5.9 Een dubbel lid in artikel 2 ontwerpvergunning 60 MHz

Enkele respondenten merken op dat in de geconsulteerde ontwerpvergunning van 60 MHz, artikel 2 tweede lid en derde lid een duplicaat van elkaar lijken te zijn.

Het tweede lid en derde lid hebben hetzelfde doel. De ontwerpvergunning is op dit punt gewijzigd. Het tweede lid is verwijderd en de laatste zin in het derde lid is tevens verwijderd (zie de paragraaf hierboven over de ‘eventuele wijziging indeling 3400 – 3800 MHz band na 2030’).

5.10 Bescherming lokale netwerken

Een respondent stelt dat de bescherming van bestaande lokale netwerken en onvoldoende informatie hierover zal leiden tot blijvende onzekerheid.

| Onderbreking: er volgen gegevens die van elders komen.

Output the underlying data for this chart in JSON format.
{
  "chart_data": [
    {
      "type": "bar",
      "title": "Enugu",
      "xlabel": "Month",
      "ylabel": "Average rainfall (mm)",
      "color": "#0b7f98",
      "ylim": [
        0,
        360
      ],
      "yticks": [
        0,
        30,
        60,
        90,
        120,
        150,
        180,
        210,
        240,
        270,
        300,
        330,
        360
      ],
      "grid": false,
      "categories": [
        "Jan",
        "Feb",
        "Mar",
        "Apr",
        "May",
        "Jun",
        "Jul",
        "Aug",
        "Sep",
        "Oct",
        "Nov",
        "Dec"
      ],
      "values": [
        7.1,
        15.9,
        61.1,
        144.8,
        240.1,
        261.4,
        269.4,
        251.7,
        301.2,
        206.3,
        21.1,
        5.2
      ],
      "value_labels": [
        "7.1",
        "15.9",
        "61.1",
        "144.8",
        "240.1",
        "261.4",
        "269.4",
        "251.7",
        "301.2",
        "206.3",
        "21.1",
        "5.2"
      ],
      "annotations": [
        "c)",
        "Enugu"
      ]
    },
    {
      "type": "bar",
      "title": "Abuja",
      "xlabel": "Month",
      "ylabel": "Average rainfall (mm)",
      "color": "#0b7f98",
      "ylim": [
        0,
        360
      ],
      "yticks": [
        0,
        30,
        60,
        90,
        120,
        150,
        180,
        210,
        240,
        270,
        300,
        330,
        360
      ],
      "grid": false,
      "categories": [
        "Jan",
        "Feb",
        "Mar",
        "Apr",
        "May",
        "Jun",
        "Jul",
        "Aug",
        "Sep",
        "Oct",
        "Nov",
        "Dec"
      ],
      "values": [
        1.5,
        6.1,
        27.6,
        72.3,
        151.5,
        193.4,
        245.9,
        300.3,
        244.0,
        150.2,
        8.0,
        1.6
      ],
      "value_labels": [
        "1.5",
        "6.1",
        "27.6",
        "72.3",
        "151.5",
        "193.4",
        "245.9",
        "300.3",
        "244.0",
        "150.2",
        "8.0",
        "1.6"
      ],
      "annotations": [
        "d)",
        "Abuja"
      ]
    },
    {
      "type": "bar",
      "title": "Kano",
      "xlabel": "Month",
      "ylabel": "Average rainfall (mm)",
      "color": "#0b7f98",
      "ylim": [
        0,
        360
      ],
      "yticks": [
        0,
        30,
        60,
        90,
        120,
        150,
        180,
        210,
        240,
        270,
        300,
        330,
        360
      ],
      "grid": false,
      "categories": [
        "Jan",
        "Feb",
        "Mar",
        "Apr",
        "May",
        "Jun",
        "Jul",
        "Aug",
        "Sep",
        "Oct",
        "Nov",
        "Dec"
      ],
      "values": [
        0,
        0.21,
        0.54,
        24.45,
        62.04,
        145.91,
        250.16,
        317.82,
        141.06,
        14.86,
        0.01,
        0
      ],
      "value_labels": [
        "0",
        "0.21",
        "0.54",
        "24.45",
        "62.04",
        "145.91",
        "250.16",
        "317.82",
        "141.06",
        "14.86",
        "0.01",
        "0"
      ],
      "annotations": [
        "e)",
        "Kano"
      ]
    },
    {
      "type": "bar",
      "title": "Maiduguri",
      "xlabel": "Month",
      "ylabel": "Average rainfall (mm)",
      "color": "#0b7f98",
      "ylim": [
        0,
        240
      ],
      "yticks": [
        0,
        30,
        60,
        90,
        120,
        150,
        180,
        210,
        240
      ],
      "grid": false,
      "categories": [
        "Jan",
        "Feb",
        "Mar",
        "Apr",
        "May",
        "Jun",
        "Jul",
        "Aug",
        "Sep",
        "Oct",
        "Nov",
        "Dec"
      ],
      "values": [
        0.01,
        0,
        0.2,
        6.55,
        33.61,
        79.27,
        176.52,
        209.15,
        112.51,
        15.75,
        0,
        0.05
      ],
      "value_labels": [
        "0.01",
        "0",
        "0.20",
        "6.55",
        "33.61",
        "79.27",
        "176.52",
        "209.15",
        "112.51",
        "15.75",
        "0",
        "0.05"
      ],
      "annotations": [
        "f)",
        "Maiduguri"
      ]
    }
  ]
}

Er is onvoldoende duidelijkheid over interferentieniveaus en oplossingsmogelijkheden, de beschikbare rapporten zijn niet voldoende representatief en voorgestelde oplossingen zijn deels niet uitvoerbaar. Zij stellen voor om lokale netwerken volledig te synchroniseren, onder te brengen in de uiteinden van de 3400 – 3800 MHz band of om lokale vergunningen in te trekken.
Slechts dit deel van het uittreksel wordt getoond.